As law schools continue to grapple with issues of relevance in the changing educational landscape, those who work for these institutions have taken to considering the raison d’etre of law school in general. One professor at Michigan Law has opined that going to law school is about more than mere professional training. It is his opinion that law school equips its graduates with “tools of inquiry” that can help law students lead “a richer and more meaningful life.”
Beyond what appears to be ivory tower intellectualism, I actually tend to agree with the professor. Law school isn’t just about learning the mechanics of lawyering. Law school is about learning to think in a particular way about problems and issues. More than any other intellectual pursuit in my life, law school taught me to explore the reasons for, motivations for, and possible outcomes of different courses of action.
Law school also gives the law student a different lens through which to view the world. The decisions and assumptions you make become colored by their potential legal consequences.

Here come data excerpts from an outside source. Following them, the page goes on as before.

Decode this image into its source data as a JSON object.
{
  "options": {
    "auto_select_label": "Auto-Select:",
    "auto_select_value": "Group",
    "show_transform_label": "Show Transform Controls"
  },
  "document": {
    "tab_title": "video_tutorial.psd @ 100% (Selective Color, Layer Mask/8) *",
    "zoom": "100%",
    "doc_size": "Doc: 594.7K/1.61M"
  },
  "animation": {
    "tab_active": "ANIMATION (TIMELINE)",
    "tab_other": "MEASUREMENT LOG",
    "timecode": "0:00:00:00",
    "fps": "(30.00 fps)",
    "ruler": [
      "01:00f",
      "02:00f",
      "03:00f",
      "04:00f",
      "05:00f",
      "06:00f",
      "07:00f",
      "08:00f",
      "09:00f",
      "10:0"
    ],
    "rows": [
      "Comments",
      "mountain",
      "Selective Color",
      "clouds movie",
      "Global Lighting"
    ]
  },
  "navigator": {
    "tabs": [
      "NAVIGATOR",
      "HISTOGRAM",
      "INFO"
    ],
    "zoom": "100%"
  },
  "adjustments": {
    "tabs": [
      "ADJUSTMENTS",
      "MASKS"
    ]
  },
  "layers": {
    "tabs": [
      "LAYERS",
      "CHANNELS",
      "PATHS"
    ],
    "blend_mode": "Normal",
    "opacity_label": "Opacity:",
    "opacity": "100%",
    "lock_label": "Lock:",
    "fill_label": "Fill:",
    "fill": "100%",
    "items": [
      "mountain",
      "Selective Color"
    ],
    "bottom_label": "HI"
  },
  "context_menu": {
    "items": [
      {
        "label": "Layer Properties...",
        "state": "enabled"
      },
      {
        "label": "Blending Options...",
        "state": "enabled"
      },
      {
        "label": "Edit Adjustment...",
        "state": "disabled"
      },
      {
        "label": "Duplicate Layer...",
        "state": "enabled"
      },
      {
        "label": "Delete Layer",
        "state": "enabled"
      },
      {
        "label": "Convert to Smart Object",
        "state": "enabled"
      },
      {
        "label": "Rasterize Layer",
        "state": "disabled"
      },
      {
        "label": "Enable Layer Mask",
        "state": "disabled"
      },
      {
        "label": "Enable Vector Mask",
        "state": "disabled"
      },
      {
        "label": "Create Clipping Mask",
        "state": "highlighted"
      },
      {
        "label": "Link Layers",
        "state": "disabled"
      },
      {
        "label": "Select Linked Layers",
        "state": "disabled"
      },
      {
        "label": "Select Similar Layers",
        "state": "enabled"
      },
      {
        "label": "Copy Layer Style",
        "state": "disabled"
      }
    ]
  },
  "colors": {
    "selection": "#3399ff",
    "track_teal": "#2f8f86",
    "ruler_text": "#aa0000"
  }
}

Torts class teaches you to consider what the world expects of you when dealing with other people.
Contracts class teaches you what certain parts of the bargaining process tell us about the intentions of the parties doing the bargaining. Contracts class also teaches you the importance of making your desires and intentions explicit when agreeing to anything.
These classes also teach you how the law views the world and what it assumes of the people therein. In doing so, law school gives you several different ways to examine life and its goings-on. And that can’t be a bad thing.